Derrière l’écran, des gendarmes engagés contre les violences sexuelles et sexistes

  • Par la capitaine Sophie Bernard
  • Publié le 07 octobre 2020
© Gendarmerie nationale

Inauguré en novembre 2018, le Portail de signalement des violences sexuelles et sexistes (PVSS) permet aux victimes et aux témoins de ce type d’infractions de contacter les forces de l’ordre, tous les jours, 24 heures/24, à travers un tchat dédié, disponible sur le site service-public.fr. Pour la gendarmerie, loin d’être des robots, ce sont les personnels de la brigade numérique qui prennent en compte ces fils de discussion.
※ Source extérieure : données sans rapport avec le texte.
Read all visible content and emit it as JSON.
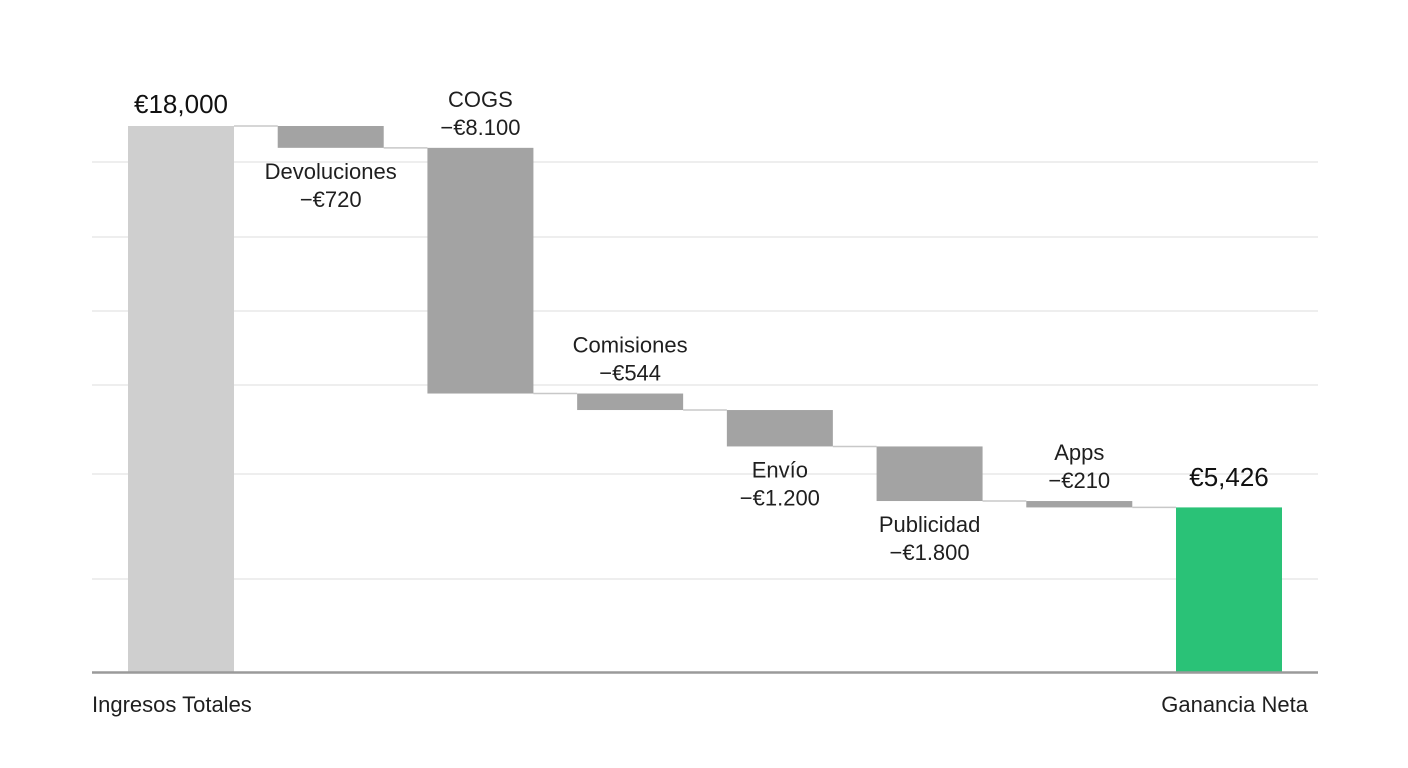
{
  "chart_data": {
    "type": "waterfall",
    "currency_symbol": "€",
    "categories": [
      "Ingresos Totales",
      "Devoluciones",
      "COGS",
      "Comisiones",
      "Envío",
      "Publicidad",
      "Apps",
      "Ganancia Neta"
    ],
    "values": [
      18000,
      -720,
      -8100,
      -544,
      -1200,
      -1800,
      -210,
      5426
    ],
    "kinds": [
      "total",
      "delta",
      "delta",
      "delta",
      "delta",
      "delta",
      "delta",
      "total"
    ],
    "value_labels": [
      "€18,000",
      "−€720",
      "−€8.100",
      "−€544",
      "−€1.200",
      "−€1.800",
      "−€210",
      "€5,426"
    ],
    "ylim": [
      0,
      19000
    ],
    "grid": true,
    "xlabel": "",
    "ylabel": "",
    "title": ""
  },
  "colors": {
    "start_total": "#cfcfcf",
    "decrease": "#a3a3a3",
    "end_total": "#2ac277",
    "gridline": "#e3e3e3",
    "axis": "#9a9a9a",
    "connector": "#c8c8c8"
  }
}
Ces opérateurs reviennent sur cette délicate mission.

Il y a deux ans, quelques mois seulement après le lancement de la Brigade numérique (BNum), le PVSS voyait le jour, offrant un nouveau moyen aux victimes de Violences sexuelles et sexistes (VSS) de se signaler auprès des forces de l’ordre. Peu connue au départ, la plateforme est plus facilement identifiée aujourd'hui et a été particulièrement sollicitée lors du confinement, avec un taux de violences conjugales qui a augmenté de plus de 30 % durant cette période. Tout comme la BNum, le PVSS a ainsi plus que doublé son activité au cours de cette période particulière, où la promiscuité dans les foyers n’a malheureusement rien arrangé.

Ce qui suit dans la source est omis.